The instigation of the company’s real growth came from winning the Scottish contract for past papers; there was a definite need to expand and working in a rural area can only go so far. Rural companies and publishers are not doomed to failure, he adds, but there can be a limiting factor in terms of growth.

The current SQA changes, moving to the Curriculum for Excellence, is the first overhaul of this kind in Scotland’s education sector for about 20 years, so it’s a big threat to the company as their entire list is technically gone, but also an opportunity spiralling from that need to create a new range of excellent products.

This is almost a good thing, as he notes that Leckie & Leckie was beginning to run dry with topics they could create books for. As there was no real change, the scope to expand into became narrower; they tried smaller subjects with smaller cohorts, topics like Graphic Communication and Home Economics, but there weren’t many places left to go.

7bb576f7-9b3b-4e3d-a49e-f0492d143d44To create an authoritative text, you need to wait until the tinkering by the SQA is done. “People want to have something that they can open up and use,” he explains; they need to be patient at times in order to create a high quality, accurate product. Within that there are additional opportunities to spark interest and differentiate themselves using exercises, hints and tips, word banks, glossaries and so on.

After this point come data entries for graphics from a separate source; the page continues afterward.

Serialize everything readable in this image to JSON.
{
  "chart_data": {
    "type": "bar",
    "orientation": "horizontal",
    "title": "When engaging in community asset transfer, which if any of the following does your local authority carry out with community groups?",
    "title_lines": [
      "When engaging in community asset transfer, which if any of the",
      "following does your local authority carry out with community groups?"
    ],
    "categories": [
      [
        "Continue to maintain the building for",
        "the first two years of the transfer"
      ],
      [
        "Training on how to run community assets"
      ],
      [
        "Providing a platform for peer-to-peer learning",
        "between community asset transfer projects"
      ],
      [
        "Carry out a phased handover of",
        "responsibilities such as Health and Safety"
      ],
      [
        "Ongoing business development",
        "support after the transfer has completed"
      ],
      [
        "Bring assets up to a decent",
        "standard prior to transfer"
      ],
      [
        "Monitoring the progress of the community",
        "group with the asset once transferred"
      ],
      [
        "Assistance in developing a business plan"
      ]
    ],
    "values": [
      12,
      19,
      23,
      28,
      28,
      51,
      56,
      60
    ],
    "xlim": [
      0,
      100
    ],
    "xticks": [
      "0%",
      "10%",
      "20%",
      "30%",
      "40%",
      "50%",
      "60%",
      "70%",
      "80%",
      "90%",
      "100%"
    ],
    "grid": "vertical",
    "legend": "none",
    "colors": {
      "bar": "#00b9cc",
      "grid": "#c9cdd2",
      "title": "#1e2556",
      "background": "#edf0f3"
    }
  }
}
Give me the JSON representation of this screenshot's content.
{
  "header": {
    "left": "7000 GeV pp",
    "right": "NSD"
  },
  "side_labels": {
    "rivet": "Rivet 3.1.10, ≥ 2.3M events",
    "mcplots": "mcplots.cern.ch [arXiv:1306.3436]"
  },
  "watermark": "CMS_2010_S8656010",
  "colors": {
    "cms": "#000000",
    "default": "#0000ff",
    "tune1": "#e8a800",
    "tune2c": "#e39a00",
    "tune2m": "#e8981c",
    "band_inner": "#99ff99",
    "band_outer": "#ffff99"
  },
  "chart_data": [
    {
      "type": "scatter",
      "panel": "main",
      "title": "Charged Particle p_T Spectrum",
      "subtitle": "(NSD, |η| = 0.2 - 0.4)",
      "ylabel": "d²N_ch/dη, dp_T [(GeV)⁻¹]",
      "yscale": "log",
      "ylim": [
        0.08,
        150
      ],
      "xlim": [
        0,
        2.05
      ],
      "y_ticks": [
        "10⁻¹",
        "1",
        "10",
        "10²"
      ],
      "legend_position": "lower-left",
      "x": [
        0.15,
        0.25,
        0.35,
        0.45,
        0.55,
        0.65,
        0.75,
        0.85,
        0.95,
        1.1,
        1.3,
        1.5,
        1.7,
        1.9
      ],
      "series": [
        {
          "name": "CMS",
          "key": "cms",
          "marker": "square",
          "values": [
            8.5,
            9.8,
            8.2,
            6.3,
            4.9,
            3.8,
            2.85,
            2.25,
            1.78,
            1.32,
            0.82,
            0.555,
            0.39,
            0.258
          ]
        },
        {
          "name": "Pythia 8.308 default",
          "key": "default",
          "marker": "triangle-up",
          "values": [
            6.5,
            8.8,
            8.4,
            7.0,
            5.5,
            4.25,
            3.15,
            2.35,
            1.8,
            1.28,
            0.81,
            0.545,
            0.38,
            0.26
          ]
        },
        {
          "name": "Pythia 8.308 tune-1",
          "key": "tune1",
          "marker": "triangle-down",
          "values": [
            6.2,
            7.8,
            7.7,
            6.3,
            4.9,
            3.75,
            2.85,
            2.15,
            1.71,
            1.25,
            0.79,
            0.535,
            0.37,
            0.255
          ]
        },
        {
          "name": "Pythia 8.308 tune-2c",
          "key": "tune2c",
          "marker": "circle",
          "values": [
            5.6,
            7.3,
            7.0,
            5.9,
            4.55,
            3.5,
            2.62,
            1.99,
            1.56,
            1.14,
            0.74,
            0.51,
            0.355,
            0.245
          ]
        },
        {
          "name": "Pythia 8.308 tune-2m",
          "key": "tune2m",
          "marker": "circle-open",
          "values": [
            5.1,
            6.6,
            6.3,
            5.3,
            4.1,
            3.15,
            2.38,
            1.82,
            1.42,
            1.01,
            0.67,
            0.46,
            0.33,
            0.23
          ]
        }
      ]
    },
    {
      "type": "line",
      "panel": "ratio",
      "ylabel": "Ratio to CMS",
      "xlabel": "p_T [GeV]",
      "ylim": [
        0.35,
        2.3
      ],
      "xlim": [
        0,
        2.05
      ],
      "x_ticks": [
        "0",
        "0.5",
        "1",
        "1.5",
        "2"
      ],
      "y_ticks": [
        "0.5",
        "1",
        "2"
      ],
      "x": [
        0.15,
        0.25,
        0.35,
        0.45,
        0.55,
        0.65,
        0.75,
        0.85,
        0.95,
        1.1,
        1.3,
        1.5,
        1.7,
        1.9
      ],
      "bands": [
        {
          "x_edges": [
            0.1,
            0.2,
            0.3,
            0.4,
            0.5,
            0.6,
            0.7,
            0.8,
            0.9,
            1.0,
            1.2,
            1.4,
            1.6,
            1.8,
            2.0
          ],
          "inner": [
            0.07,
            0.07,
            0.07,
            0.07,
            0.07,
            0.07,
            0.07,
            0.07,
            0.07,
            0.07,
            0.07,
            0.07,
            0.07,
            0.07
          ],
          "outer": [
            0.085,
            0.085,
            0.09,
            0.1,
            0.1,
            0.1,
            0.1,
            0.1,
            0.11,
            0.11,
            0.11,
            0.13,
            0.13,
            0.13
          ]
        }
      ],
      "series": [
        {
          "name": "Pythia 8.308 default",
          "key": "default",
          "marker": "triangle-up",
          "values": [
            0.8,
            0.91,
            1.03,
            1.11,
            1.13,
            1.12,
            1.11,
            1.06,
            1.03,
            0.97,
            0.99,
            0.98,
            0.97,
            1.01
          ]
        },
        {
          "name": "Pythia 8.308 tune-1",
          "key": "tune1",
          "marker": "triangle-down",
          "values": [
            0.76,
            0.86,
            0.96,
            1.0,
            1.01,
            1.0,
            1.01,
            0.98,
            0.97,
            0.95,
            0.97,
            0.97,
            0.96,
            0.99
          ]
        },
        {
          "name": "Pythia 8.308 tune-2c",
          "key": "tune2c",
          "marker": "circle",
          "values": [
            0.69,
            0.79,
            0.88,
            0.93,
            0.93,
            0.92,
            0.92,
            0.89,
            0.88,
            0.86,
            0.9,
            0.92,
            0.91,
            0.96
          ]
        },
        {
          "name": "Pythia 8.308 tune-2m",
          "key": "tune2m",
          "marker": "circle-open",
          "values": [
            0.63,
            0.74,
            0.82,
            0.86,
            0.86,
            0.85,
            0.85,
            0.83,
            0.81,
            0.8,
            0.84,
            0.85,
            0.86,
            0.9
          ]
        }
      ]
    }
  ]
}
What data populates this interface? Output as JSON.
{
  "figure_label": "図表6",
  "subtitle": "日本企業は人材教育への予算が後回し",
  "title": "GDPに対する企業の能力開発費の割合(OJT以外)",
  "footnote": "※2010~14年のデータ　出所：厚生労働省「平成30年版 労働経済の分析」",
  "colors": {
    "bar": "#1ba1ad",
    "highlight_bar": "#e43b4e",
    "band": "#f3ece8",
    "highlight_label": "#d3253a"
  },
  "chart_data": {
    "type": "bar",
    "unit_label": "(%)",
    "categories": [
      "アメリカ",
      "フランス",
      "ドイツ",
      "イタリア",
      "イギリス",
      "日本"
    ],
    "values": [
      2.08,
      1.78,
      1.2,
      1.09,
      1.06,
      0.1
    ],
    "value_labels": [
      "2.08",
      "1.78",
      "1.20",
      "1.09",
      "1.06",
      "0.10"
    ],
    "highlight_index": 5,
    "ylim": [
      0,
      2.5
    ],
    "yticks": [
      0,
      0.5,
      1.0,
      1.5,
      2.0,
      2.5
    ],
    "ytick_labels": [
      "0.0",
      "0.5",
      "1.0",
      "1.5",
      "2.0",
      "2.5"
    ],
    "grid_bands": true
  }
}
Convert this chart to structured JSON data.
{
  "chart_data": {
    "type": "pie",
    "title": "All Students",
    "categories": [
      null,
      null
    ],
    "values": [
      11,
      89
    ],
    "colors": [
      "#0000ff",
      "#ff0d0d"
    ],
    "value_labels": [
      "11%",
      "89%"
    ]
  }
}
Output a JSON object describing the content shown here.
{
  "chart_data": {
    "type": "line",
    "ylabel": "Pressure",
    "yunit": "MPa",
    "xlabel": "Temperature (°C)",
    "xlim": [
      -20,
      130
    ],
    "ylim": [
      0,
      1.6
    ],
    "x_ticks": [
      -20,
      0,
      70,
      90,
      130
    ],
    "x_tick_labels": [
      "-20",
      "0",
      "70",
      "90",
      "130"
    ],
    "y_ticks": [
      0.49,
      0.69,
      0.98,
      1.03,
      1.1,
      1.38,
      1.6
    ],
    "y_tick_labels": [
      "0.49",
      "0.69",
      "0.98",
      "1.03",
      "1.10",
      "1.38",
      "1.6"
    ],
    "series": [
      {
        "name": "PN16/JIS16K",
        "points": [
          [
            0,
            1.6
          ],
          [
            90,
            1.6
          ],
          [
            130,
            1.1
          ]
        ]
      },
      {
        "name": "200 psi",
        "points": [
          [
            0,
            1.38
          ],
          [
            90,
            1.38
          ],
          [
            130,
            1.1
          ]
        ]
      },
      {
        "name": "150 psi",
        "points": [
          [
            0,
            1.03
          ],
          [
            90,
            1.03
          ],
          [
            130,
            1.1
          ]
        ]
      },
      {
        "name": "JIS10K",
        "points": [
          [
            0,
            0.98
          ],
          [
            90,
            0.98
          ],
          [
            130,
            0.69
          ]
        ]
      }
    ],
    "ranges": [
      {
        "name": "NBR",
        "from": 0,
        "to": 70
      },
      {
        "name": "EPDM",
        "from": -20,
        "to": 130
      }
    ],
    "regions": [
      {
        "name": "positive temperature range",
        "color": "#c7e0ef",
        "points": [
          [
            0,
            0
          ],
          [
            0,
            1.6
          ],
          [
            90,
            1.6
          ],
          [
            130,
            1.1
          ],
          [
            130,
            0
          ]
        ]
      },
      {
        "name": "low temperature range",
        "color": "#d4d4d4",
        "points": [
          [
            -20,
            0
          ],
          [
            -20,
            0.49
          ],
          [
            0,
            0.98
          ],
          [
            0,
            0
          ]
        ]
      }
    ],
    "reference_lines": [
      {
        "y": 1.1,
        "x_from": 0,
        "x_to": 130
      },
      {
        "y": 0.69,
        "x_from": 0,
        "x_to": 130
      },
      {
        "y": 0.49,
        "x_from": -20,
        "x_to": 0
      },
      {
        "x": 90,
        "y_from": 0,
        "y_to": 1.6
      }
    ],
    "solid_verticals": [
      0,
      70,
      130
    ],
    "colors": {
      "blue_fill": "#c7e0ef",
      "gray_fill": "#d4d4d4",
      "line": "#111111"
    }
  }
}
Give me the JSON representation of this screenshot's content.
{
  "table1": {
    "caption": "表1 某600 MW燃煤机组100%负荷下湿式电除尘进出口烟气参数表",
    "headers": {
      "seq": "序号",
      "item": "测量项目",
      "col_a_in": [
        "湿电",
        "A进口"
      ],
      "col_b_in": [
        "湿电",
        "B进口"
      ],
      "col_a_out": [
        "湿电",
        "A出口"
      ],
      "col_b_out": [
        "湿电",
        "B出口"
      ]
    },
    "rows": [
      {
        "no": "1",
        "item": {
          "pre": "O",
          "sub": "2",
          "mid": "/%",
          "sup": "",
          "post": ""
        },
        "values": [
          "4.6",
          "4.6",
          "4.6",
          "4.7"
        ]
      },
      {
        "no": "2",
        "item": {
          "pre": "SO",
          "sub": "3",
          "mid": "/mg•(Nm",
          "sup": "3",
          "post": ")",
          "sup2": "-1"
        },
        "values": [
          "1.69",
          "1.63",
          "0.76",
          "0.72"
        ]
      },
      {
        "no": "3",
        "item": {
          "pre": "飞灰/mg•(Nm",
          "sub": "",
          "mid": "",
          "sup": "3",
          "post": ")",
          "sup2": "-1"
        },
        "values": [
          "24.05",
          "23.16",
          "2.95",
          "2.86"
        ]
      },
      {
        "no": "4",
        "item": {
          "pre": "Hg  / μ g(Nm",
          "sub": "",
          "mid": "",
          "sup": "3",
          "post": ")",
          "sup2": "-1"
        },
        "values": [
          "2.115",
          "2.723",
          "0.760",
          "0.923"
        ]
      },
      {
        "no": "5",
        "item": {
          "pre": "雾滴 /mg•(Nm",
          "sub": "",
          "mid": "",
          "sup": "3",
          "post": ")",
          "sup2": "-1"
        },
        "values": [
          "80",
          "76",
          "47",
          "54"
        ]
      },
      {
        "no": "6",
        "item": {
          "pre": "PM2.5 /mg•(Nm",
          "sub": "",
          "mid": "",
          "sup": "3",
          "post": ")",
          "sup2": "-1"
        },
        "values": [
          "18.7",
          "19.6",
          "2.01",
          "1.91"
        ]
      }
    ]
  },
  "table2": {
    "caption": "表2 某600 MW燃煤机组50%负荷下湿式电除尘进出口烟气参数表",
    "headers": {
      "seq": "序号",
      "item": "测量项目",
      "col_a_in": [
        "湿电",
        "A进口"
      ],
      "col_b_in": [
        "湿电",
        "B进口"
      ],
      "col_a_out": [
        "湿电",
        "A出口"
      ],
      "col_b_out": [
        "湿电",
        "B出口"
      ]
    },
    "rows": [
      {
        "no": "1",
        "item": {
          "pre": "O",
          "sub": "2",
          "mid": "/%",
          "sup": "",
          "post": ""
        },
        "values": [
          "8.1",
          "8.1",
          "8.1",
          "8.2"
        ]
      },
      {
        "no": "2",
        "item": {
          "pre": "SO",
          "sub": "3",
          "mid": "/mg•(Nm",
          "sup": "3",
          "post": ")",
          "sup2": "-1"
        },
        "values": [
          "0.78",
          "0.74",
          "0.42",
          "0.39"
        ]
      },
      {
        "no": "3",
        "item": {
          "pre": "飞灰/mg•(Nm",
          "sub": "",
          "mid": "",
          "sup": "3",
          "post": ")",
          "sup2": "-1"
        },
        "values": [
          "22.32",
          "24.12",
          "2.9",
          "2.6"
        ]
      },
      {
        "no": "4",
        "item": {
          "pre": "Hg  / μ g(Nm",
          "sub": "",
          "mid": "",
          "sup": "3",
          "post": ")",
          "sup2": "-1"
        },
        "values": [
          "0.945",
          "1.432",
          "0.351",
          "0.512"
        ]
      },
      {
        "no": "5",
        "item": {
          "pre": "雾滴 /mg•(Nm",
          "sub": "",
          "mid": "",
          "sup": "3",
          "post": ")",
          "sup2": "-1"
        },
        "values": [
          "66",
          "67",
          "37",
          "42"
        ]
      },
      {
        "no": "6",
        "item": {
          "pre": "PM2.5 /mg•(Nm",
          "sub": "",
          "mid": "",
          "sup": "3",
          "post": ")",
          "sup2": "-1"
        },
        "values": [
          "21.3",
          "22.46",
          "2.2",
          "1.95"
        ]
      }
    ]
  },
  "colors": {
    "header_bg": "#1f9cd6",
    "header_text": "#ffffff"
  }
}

The process, editorially speaking, can be much the same as with trade as there is a back-and-forth needed to refine the initial manuscripts and get them to the required standard; this is aided by peer reviews, which also gives the author a sounding board during the writing process. Author input doesn’t stop there. They help with design aspects, making sure the diagrams and images used are correctly placed and accurate.

As for the future of publishing, he says, it’s digital. They’re looking to expand their content onto a digital, interactive, fee-based platform. Being part of a larger company mitigates the risk of embarking on this project, something which they likely could not afford to risk quite yet themselves. It is new, but with tightening school budgets, they would offer free samples and justify that the appetite for such a service is there from both sides.

In Scotland, we’re lucky to have a stable curriculum, where other countries in the United Kingdom have a more volatile and politically sensitive system. In that situation, it can be a boost to publishing, but can also prove difficult to plan ahead.

Throughout his time with Leckie & Leckie, he feels that the Scottish education system itself, being different to elsewhere in the UK, made them able to retain their brand identity despite being acquired by numerous companies, which is a nice thought to end an interesting talk!